На прозрачной планете | страница 43



Видимо, сквозь помехи приказы все же доходили до машины. Гусеницы встали на грунт, клубы ила начали оседать. Машина неуверенно двинулась назад, но вдруг, словно окончательно решив не слушаться, помчалась вперед прямо на голубое сияние.

— Полный ход! И всплытие! — закричал Ходоров что есть силы. Видимо, он решил не противоречить капризам машины, не ожидать, пока она затормозит. Лучше, наоборот, использовать рывок.

Радист торопливо, стучал, ключом. Светящийся призрак приблизился, машина вонзилась в него, разорвала. Ноги остались где–то внизу, туловище расплылось, перебросилось на задний экран. С ходу машина проскочила опасную зону.

— Полный вперед! Полный вперед! — кричал Ходоров. Радист выбивал однообразную дробь. Голубое сияние на заднем экране медленно принимало прежнюю форму безголового туловища на двух тоненьких ножках.
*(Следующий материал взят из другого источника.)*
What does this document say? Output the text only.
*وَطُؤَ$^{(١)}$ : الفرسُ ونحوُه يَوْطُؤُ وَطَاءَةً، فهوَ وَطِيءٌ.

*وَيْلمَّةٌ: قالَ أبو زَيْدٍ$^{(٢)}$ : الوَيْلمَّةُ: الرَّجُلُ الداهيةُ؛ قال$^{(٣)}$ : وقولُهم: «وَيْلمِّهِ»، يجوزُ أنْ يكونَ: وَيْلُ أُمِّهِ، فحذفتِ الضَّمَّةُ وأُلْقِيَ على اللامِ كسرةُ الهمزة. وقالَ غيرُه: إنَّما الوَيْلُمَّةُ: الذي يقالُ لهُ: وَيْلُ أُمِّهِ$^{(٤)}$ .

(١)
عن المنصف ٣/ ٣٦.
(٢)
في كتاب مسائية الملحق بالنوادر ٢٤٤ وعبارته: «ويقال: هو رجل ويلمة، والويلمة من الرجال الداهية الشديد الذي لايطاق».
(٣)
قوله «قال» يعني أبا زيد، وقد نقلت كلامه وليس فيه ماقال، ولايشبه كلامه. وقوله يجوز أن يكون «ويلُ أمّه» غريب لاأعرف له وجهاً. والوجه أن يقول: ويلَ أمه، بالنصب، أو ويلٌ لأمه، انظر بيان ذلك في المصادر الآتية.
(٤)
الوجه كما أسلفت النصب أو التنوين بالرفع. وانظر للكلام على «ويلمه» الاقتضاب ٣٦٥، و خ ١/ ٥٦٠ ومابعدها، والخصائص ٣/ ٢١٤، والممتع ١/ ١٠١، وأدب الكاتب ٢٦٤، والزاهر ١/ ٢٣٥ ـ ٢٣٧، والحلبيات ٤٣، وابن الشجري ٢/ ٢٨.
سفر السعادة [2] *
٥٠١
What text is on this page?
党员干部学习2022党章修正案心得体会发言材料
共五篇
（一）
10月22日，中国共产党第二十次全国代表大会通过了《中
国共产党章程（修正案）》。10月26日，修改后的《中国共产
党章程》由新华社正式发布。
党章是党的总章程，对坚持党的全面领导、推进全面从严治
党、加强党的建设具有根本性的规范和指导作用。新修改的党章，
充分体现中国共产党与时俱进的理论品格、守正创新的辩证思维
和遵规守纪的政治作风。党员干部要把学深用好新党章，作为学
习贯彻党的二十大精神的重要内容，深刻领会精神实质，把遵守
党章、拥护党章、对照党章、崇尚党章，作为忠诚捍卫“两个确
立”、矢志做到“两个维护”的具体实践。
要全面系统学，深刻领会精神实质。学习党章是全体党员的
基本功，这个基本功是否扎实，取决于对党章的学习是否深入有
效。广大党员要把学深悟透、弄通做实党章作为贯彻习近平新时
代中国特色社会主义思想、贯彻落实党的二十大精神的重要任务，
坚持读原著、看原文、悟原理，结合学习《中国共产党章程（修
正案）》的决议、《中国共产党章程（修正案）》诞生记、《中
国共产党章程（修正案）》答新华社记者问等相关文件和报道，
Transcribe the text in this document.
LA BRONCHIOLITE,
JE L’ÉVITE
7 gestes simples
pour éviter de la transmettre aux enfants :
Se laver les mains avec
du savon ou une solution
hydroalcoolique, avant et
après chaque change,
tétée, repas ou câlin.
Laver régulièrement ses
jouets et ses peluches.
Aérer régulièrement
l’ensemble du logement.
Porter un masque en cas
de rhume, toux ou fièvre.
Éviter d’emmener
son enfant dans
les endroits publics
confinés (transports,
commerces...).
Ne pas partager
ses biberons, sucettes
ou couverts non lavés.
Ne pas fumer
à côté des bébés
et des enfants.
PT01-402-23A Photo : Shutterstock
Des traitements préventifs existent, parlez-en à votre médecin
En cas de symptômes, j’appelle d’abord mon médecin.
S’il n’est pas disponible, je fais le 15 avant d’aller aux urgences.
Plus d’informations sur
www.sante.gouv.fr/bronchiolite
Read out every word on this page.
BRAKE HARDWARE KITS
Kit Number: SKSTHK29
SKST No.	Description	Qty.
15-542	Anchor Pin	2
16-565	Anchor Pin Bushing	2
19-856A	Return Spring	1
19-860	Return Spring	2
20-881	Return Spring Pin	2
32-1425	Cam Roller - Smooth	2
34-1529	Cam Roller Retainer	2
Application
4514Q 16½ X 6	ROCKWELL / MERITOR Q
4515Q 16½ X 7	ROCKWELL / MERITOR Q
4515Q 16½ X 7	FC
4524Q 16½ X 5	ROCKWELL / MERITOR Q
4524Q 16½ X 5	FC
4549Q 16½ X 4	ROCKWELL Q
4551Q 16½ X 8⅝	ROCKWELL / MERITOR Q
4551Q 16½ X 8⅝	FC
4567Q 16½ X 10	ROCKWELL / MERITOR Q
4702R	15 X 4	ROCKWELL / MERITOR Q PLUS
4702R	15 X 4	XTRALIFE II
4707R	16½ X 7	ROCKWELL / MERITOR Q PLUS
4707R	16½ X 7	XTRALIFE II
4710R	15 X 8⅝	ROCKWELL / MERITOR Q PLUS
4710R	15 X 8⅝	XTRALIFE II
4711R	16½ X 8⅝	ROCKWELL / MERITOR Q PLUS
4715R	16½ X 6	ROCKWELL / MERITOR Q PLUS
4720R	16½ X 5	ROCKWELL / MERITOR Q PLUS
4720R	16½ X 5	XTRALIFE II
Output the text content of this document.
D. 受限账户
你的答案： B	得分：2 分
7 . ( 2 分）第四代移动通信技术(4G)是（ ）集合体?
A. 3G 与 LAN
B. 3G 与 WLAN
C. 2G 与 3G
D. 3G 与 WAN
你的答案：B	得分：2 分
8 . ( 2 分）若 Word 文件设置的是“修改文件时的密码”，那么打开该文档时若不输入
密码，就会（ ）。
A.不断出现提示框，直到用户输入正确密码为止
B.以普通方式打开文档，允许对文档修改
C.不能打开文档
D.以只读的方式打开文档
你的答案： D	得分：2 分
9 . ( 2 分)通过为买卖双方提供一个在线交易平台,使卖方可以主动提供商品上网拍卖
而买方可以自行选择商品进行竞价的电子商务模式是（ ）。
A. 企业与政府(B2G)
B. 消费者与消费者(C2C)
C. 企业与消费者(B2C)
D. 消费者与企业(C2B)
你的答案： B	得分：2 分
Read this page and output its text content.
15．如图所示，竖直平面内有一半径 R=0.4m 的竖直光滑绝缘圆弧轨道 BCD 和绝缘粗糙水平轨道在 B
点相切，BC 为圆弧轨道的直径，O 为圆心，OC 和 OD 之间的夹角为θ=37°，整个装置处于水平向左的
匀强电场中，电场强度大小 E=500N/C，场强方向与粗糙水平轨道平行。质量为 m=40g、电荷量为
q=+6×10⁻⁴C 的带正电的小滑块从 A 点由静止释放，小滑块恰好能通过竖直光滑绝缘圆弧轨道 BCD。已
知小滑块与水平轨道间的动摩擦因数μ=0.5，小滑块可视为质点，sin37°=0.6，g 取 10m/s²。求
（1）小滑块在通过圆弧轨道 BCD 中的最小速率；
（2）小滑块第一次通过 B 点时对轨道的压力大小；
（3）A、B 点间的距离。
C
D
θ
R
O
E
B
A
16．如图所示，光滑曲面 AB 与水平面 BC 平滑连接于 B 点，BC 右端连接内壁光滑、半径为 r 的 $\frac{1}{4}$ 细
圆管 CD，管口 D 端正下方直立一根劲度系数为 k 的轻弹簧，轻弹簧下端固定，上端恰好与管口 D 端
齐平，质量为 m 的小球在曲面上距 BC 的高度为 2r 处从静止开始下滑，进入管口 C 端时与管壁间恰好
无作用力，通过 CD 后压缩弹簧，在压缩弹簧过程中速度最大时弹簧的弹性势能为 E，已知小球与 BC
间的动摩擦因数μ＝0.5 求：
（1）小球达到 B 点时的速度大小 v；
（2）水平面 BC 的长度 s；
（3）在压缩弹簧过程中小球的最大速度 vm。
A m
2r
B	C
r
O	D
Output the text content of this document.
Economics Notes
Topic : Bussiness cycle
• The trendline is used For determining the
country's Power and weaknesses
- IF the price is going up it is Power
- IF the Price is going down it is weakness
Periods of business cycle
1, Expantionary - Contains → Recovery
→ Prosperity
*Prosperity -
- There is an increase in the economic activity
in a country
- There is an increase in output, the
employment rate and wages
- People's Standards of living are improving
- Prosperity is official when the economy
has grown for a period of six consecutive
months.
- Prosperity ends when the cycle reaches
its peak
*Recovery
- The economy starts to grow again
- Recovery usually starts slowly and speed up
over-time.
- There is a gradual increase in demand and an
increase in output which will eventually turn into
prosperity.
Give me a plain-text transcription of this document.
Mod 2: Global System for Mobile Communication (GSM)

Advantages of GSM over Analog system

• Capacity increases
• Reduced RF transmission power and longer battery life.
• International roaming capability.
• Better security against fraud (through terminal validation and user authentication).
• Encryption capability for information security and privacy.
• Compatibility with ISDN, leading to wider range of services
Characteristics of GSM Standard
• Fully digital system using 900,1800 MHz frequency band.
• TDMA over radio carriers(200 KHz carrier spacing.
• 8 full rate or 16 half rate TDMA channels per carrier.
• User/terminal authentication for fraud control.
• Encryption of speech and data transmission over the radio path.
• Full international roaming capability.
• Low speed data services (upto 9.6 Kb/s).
Проскочив полсотни метров, машина замедлила ход, как бы заколебалась, не вернуться ли ей назад, к голубому сиянию, вокруг которого так весело танцевалось. Ходоров успел крикнуть:

— Вперед самый полный!

Должно быть, радиоактивные воды не успели просочиться так далеко. Здесь приказ был воспринят сразу. Машина послушно прибавила ход. Поплыли навстречу серые подводные равнины. Голубой призрак, постепенно тускнея, слился с подводным мраком.

Через полчаса, облегченно отдуваясь, счастливый и потный Ходоров послал приказ:

— Отменить «вперед самый полный». Приступить к выполнению прежней программы.

По прежней программе машине полагался ночной отдых. Так она и поступила: застопорила и погасила прожекторы.

24

У человека молодого и крепкого болезни могут пройти, бесследно. Организм обладает чудесным свойством саморемонта. Вся жизнь — беспрерывное восстановление разрушений. Раны заживают, болезни залечиваются, усталость проходит.

Ходоровская машина, как все машины на свете, не обладала этим умением. Она была прочнее человеческого тела, но болезни ее были неизлечимы. И пляска в радиоактивной воде не прошла для нее даром. Машина как бы оглохла, или, точнее сказать, стала «туга на ухо». Она медленно воспринимала приказы, иногда вообще не воспринимала, требовала повторения.

На берегу, в мастерской, можно было, конечно, исправить эту «тугоухость». Но в пути сама собой она пройти не могла.

Кроме того, машина стала подслеповатой. За несколько дней на ней осели пассажиры — малоподвижные морские животные и их личинки. Какой–то моллюск упорно ползал по левому экрану, на заднем уселась глубоководная актиния с тонкими щупальцами, очень изящная, но совершенно неуместная на «глазу».